Emerging threatsFuture summers could regularly be hotter than the hottest summers on record

Published 14 June 2016

In fifty years, summers across most of the globe could regularly be hotter than any summer experienced so far by people alive today, according to a new study. If climate change continues on its current trajectory, the probability that any summer between 2061 and 2080 will be warmer than the hottest on record is 80 percent across the world’s land areas, excluding Antarctica, which was not studied. If greenhouse gas emissions are reduced, however, that probability drops to 41 percent, according to the study.

In fifty years, summers across most of the globe could regularly be hotter than any summer experienced so far by people alive today, according to a study by scientists at the National Center for Atmospheric Research (NCAR). 

If climate change continues on its current trajectory, the probability that any summer between 2061 and 2080 will be warmer than the hottest on record is 80 percent across the world’s land areas, excluding Antarctica, which was not studied.

If greenhouse gas emissions are reduced, however, that probability drops to 41 percent, according to the study.

Extremely hot summers always pose a challenge to society,” said NCAR scientist Flavio Lehner, lead author of the study. “They can increase the risk for health issues, but can also damage crops and deepen droughts.

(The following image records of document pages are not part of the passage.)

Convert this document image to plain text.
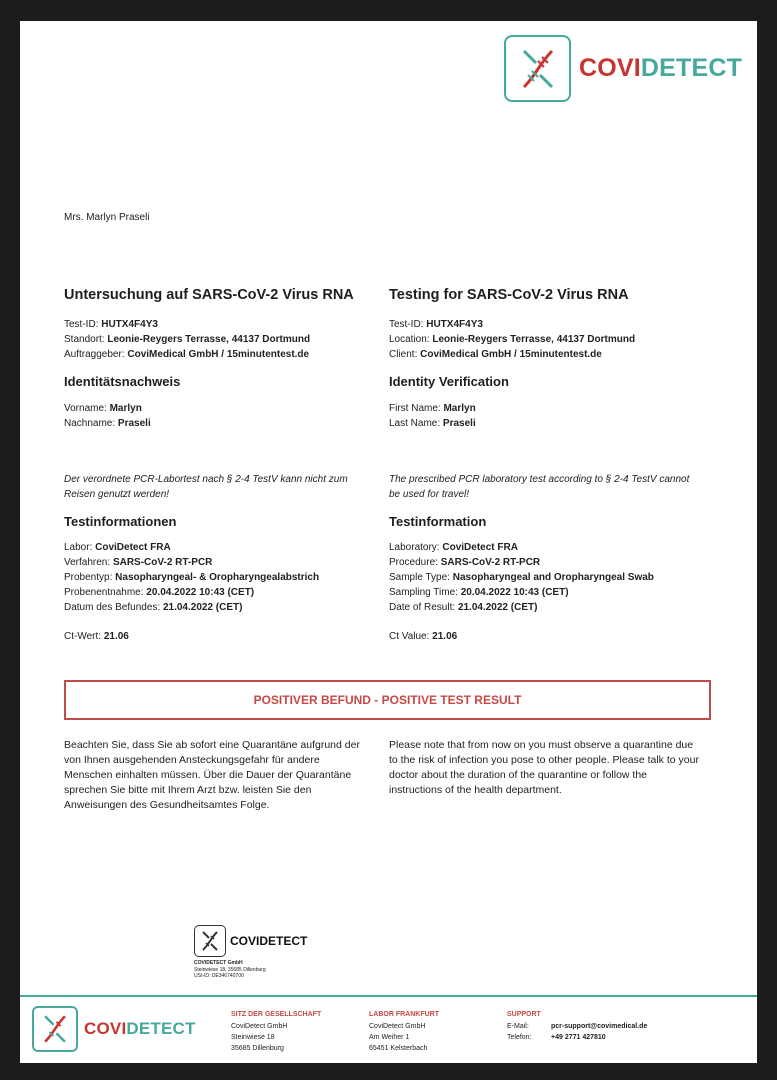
COVIDETECT
Mrs. Marlyn Praseli
Untersuchung auf SARS-CoV-2 Virus RNA
Test-ID: HUTX4F4Y3
Standort: Leonie-Reygers Terrasse, 44137 Dortmund
Auftraggeber: CoviMedical GmbH / 15minutentest.de
Identitätsnachweis
Vorname: Marlyn
Nachname: Praseli
Der verordnete PCR-Labortest nach § 2-4 TestV kann nicht zum Reisen genutzt werden!
Testinformationen
Labor: CoviDetect FRA
Verfahren: SARS-CoV-2 RT-PCR
Probentyp: Nasopharyngeal- & Oropharyngealabstrich
Probenentnahme: 20.04.2022 10:43 (CET)
Datum des Befundes: 21.04.2022 (CET)
Ct-Wert: 21.06
Testing for SARS-CoV-2 Virus RNA
Test-ID: HUTX4F4Y3
Location: Leonie-Reygers Terrasse, 44137 Dortmund
Client: CoviMedical GmbH / 15minutentest.de
Identity Verification
First Name: Marlyn
Last Name: Praseli
The prescribed PCR laboratory test according to § 2-4 TestV cannot be used for travel!
Testinformation
Laboratory: CoviDetect FRA
Procedure: SARS-CoV-2 RT-PCR
Sample Type: Nasopharyngeal and Oropharyngeal Swab
Sampling Time: 20.04.2022 10:43 (CET)
Date of Result: 21.04.2022 (CET)
Ct Value: 21.06
POSITIVER BEFUND - POSITIVE TEST RESULT
Beachten Sie, dass Sie ab sofort eine Quarantäne aufgrund der von Ihnen ausgehenden Ansteckungsgefahr für andere Menschen einhalten müssen. Über die Dauer der Quarantäne sprechen Sie bitte mit Ihrem Arzt bzw. leisten Sie den Anweisungen des Gesundheitsamtes Folge.
Please note that from now on you must observe a quarantine due to the risk of infection you pose to other people. Please talk to your doctor about the duration of the quarantine or follow the instructions of the health department.
COVIDETECT
COVIDETECT GmbH
Steinwiese 18, 35685 Dillenburg
USt-ID: DE346740700
COVIDETECT
SITZ DER GESELLSCHAFT
CoviDetect GmbH
Steinwiese 18
35685 Dillenburg
LABOR FRANKFURT
CoviDetect GmbH
Am Weiher 1
65451 Kelsterbach
SUPPORT
E-Mail:	pcr-support@covimedical.de
Telefon:	+49 2771 427810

Such summers are a true test of our adaptability to rising temperatures.”

The study is part of an upcoming special issue of the journal Climatic Change which will focus on quantifying the benefits of reducing greenhouse gas emissions. The research was funded by the U.S. National Science Foundation (NSF) and the Swiss National Science Foundation.

Simulating a range of summers
NCAR says that the research team, which includes NCAR scientists Clara Deser and Benjamin Sanderson, used two existing sets of model simulations to investigate what future summers might look like. Both had been created by running the NCAR-based Community Earth System Model fifteen times, with one assuming that greenhouse gas emissions remain unabated and the other assuming that society reduces emissions.

The Community Earth System Model is funded by NSF and the U.S. Department of Energy. The simulations were run on the Yellowstone system at the NCAR-Wyoming Supercomputing Center.

By using simulations that were created by running the same model multiple times, with only tiny differences in the initial starting conditions, the scientists could examine the range of summertime temperatures we might expect in the future for the “business-as-usual” and reduced-emissions scenarios.

This is the first time that the risk of record summer heat and its dependence on the rate of greenhouse gas emissions has been so comprehensively evaluated from a large set of simulations with a single state-of-the-art climate model,” Deser said.